Psychoacoustic filtering for noisy speech enhancement

Regular paper

Sana Alaya


Wednesday 3 june, 2015, 16:00 - 16:20

0.2 Berlin (90)

Noise reduction techniques are constrained by a compromise between robust noise reduction, minimizing distortions level and musical noise. Modeling the human auditory system helps effectively to the problem of speech enhancement and more specifically in noise reduction to obtain a good quality and intelligibility signal. A new denoising approach is introduced in this paper. It is based on the fact that denoising may be performed by mimicking the human ear function in order to improve the psychoacoustics appearance of speech signal.
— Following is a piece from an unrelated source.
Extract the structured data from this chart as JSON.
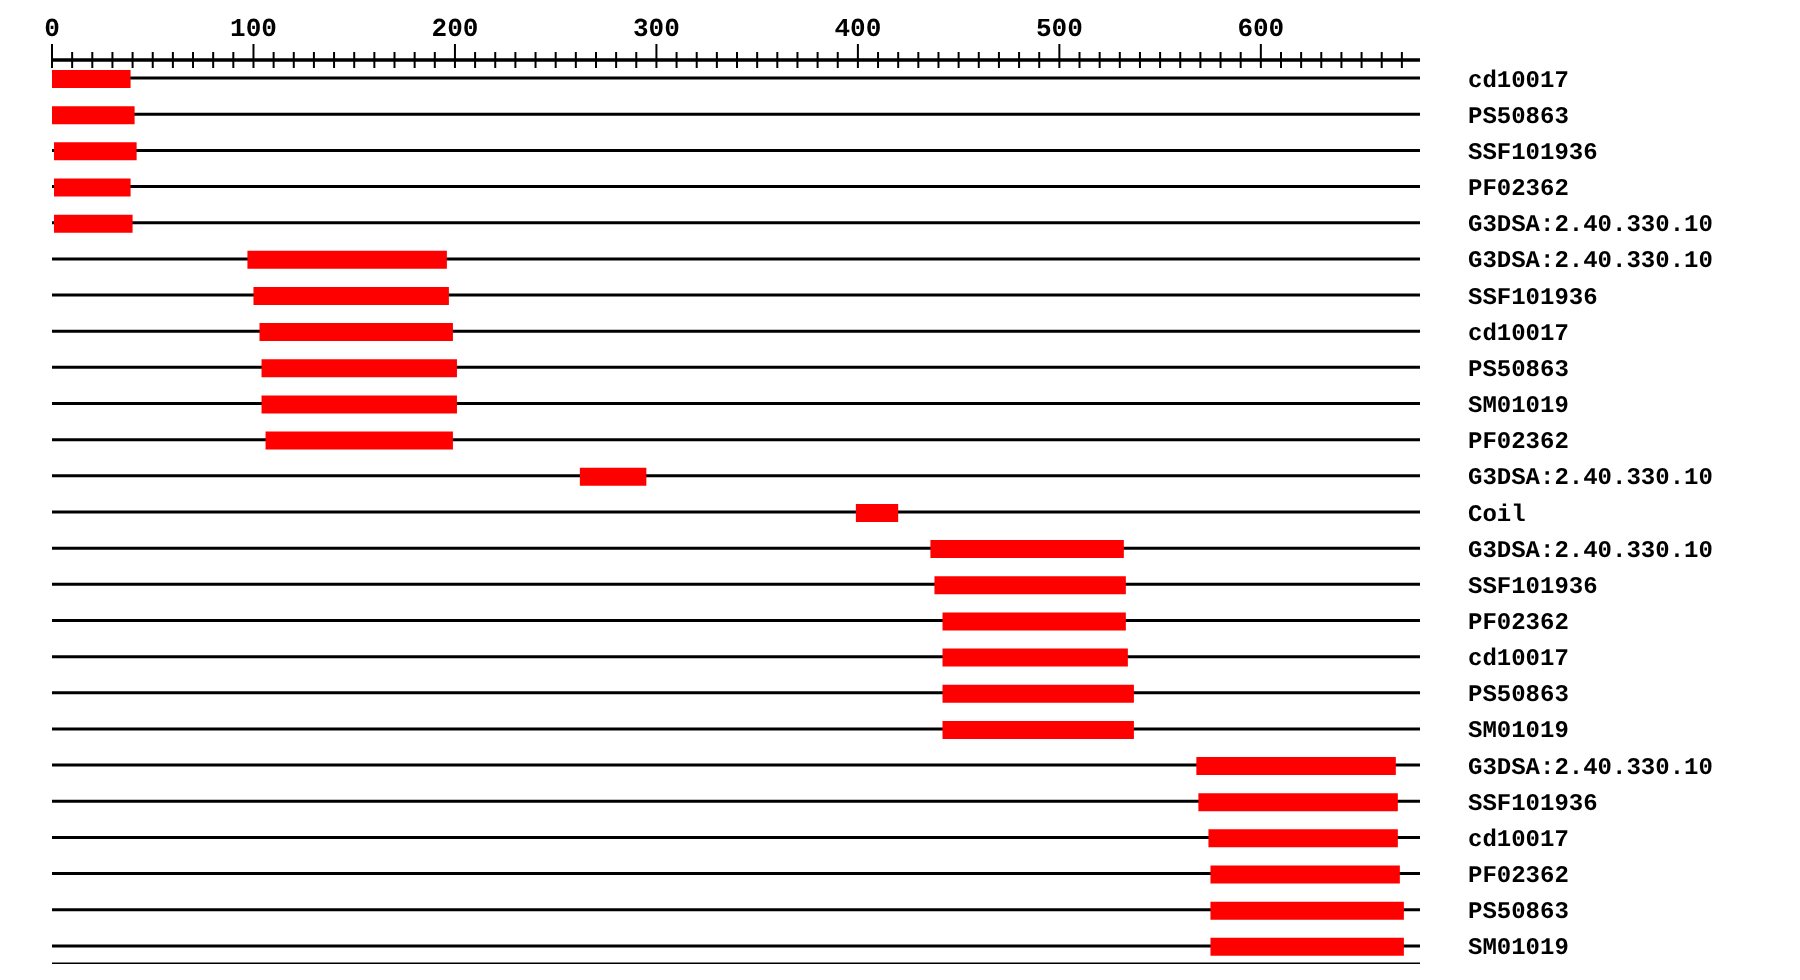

The proposed method processes the signal as follows. First, the speech signal is decomposed by using a gammatone filterbank in accordance with ERB scale. This latter is characterized by her nonlinear frequency decomposition imitating the human ear decomposition. Second, spectral attenuation filtering is applied in each sub-band which is based on continuous noise estimation. Third, masking threshold is calculated using the Johnston model in the output of the spectral attenuation filter. Fourth, the calculated threshold is then inserted in the Psychoacoustics gain filter. Finally, the Psychoacoustics filter will be applied on each output sub-band of the spectral attenuation filter. The proposed method uses speech signal of TIMIT data base corrupted by real noise environment as (car and street) at different signal to noise ratio levels varying from 0dB to 15dB. Evaluation tests are realized using objective and subjective criterion such as Perceptual Evaluation of Speech Quality (PESQ) for the objectives scores and mean the quality rating of signal distortion (SIG), noise distortion (BAK) and overall quality (OVRL) for the subjective scores. For example, we obtain SIG=3.34 BAK=2.78 OVRL=3.14 for our method versus SIG=3.45 BAK=2.54 OVRL=2.87 for the classic spectral attenuation method at 10dB for car noise. The results show that our method gives best global quality of the enhanced speech signal while maximizing noise elimination and minimizing distortion.